Konsekuensi dapat berupa penghargaan (baik) atau sanksi (buruk).
Konsekuensi membantu mendorong pelaksanaan wewenang, pemenuhan
tanggung jawab, dan peningkatan kinerja. Dalam membangun kerangka
konsekuensi jika tidak berjalan sesuai dengan arah kerangka tersebut
maka akan memiliki dampak yang dapat menurunkan makna dan tingkat
pentingnya akuntabilitas.
10. Consistency
Consistency (konsistensi) akan menjamin stabilitas. Penerapan yang
inkonsisten terhadap kebijakan, prosedur, sumber daya, dan/atau
konsekuensi dalam suatu organisasi akan menurunkan atau melemahkan
lingkungan akuntabilitas dan kredibilitasnya. Hal itu cenderung
menurunkan moral karyawan dan mendorong sinisme. Rasa memiliki
akan hilang dan kinerja akan melemah.
11. Follow-up
Dalam dokumen Modernizing Accoutability Practices in the Public
Sector (1998), The Auditor General of Canada and the Treasury Board
Secretariat menyatakan “reasonable review and adjusmen, nothing that,
something has to happen as a result of reporting accountability
information in order to close the loop”. Jadi, bagian-bagian yang
melakukan review atas hasil memerlukan pertimbangan apakah
pencapaian hasil tersebut sesuai dengan ekspektasinya dan lingkungan
yang ada, dan kemudian mengakuinya sebagai usaha yang tercapai
sepenuhnya. Jika ekspektasi tidak sesuai maka perlu tindakan koreksi dan
kemungkinan penyesuaian untuk penyusunan akuntabilitas yang dibuat
dan memberikan catatan atas usaha pembelajaran. Hubungan
akuntabilitas tanpa follow-up merupakan hasil yang jelas tidak lengkap
dan tidak efektif.

III. KESIMPULAN
Indikator kinerja merupakan kriteria yang digunakan untuk menilai
keberhasilan pencapaian tujuan organisasi yang diwujudkan dalam ukuran-
ukuran tertentu.
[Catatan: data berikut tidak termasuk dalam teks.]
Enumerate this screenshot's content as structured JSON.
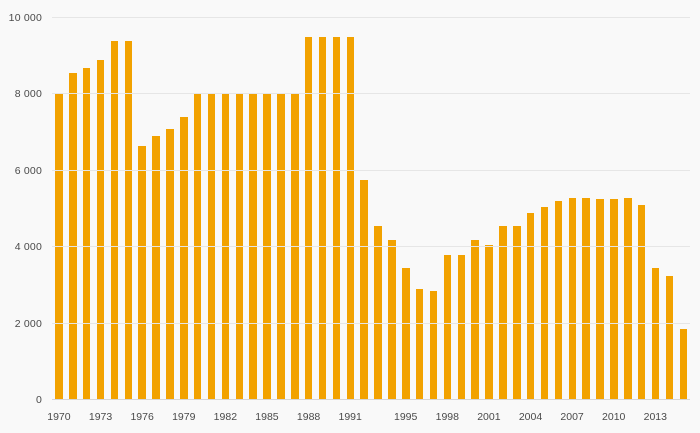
{
  "page": {
    "background_color": "#f9f9f9",
    "text_color": "#4a4a4a",
    "gridline_color": "#e6e6e6"
  },
  "chart_data": {
    "type": "bar",
    "title": "",
    "xlabel": "",
    "ylabel": "",
    "ylim": [
      0,
      10000
    ],
    "grid": true,
    "legend_position": "none",
    "bar_color": "#f2a200",
    "x": [
      1970,
      1971,
      1972,
      1973,
      1974,
      1975,
      1976,
      1977,
      1978,
      1979,
      1980,
      1981,
      1982,
      1983,
      1984,
      1985,
      1986,
      1987,
      1988,
      1989,
      1990,
      1991,
      1992,
      1993,
      1994,
      1995,
      1996,
      1997,
      1998,
      1999,
      2000,
      2001,
      2002,
      2003,
      2004,
      2005,
      2006,
      2007,
      2008,
      2009,
      2010,
      2011,
      2012,
      2013,
      2014,
      2015
    ],
    "values": [
      8000,
      8550,
      8700,
      8900,
      9400,
      9400,
      6650,
      6900,
      7100,
      7400,
      8000,
      8000,
      8000,
      8000,
      8000,
      8000,
      8000,
      8000,
      9500,
      9500,
      9500,
      9500,
      5750,
      4550,
      4200,
      3450,
      2900,
      2850,
      3800,
      3800,
      4200,
      4050,
      4550,
      4550,
      4900,
      5050,
      5200,
      5300,
      5300,
      5250,
      5250,
      5300,
      5100,
      3450,
      3250,
      1850
    ],
    "y_ticks": [
      0,
      2000,
      4000,
      6000,
      8000,
      10000
    ],
    "y_tick_labels": [
      "0",
      "2 000",
      "4 000",
      "6 000",
      "8 000",
      "10 000"
    ],
    "x_tick_years": [
      1970,
      1973,
      1976,
      1979,
      1982,
      1985,
      1988,
      1991,
      1995,
      1998,
      2001,
      2004,
      2007,
      2010,
      2013
    ]
  }
}
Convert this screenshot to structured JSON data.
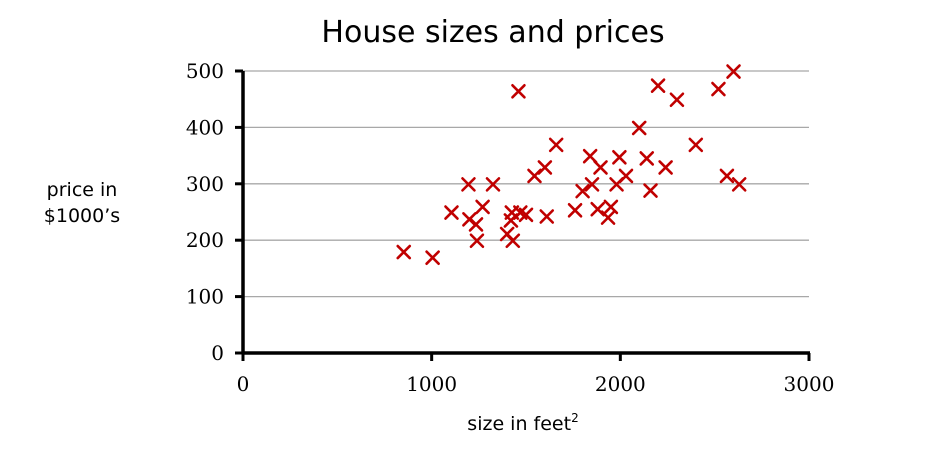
{
  "chart_data": {
    "type": "scatter",
    "title": "House sizes and prices",
    "xlabel": "size in feet",
    "xlabel_superscript": "2",
    "ylabel_lines": [
      "price in",
      "$1000’s"
    ],
    "xlim": [
      0,
      3000
    ],
    "ylim": [
      0,
      500
    ],
    "xticks": [
      "0",
      "1000",
      "2000",
      "3000"
    ],
    "yticks": [
      "0",
      "100",
      "200",
      "300",
      "400",
      "500"
    ],
    "grid": "horizontal",
    "marker": "x",
    "marker_color": "#c00000",
    "points": [
      [
        852,
        179
      ],
      [
        1005,
        169
      ],
      [
        1105,
        249
      ],
      [
        1195,
        299
      ],
      [
        1200,
        237
      ],
      [
        1235,
        228
      ],
      [
        1240,
        199
      ],
      [
        1270,
        259
      ],
      [
        1325,
        299
      ],
      [
        1400,
        211
      ],
      [
        1420,
        235
      ],
      [
        1425,
        249
      ],
      [
        1430,
        199
      ],
      [
        1460,
        464
      ],
      [
        1470,
        249
      ],
      [
        1500,
        245
      ],
      [
        1545,
        314
      ],
      [
        1600,
        329
      ],
      [
        1610,
        242
      ],
      [
        1660,
        369
      ],
      [
        1760,
        253
      ],
      [
        1800,
        287
      ],
      [
        1840,
        349
      ],
      [
        1850,
        299
      ],
      [
        1880,
        255
      ],
      [
        1895,
        329
      ],
      [
        1935,
        240
      ],
      [
        1950,
        259
      ],
      [
        1980,
        299
      ],
      [
        1995,
        347
      ],
      [
        2030,
        314
      ],
      [
        2100,
        399
      ],
      [
        2140,
        345
      ],
      [
        2160,
        288
      ],
      [
        2200,
        474
      ],
      [
        2240,
        329
      ],
      [
        2300,
        449
      ],
      [
        2400,
        369
      ],
      [
        2520,
        468
      ],
      [
        2565,
        314
      ],
      [
        2600,
        499
      ],
      [
        2630,
        299
      ]
    ]
  }
}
Indicator kinerja mengacu pada penilaian kinerja secara tidak
langsung yaitu hal-hal yang sifatnya hanya merupakan indikasi-indikasi kinerja,
sehingga bentuknya cenderung kualitatif. Sedangkan ukuran kinerja adalah
kriteria yang mengacu pada penilaian kinerja secara langsung, sehingga
bentuknya lebih bersifat kuantitatif.
Akuntabilitas berhubungan terutama dengan mekanisme supervise,
pelaporan dan pertanggungjawaban kepada otoritas yang lebih tinggi dalam
sebuah rantai komando formal. Akuntabilitas public terdiri atas dia macam, yaitu
(1) akuntabilitas vertical dan (2) akuntabilitas horizontal. Istilah akuntabilitas
berbeda dengan responsibilitas walaupun sering didefinisikan sama yaitu
pertanggungjawaban. Akuntabilitas didasarkan pada catatan/laporan tertulis
sedangkan responsibilitas didasarkan atas kebijaksanaan.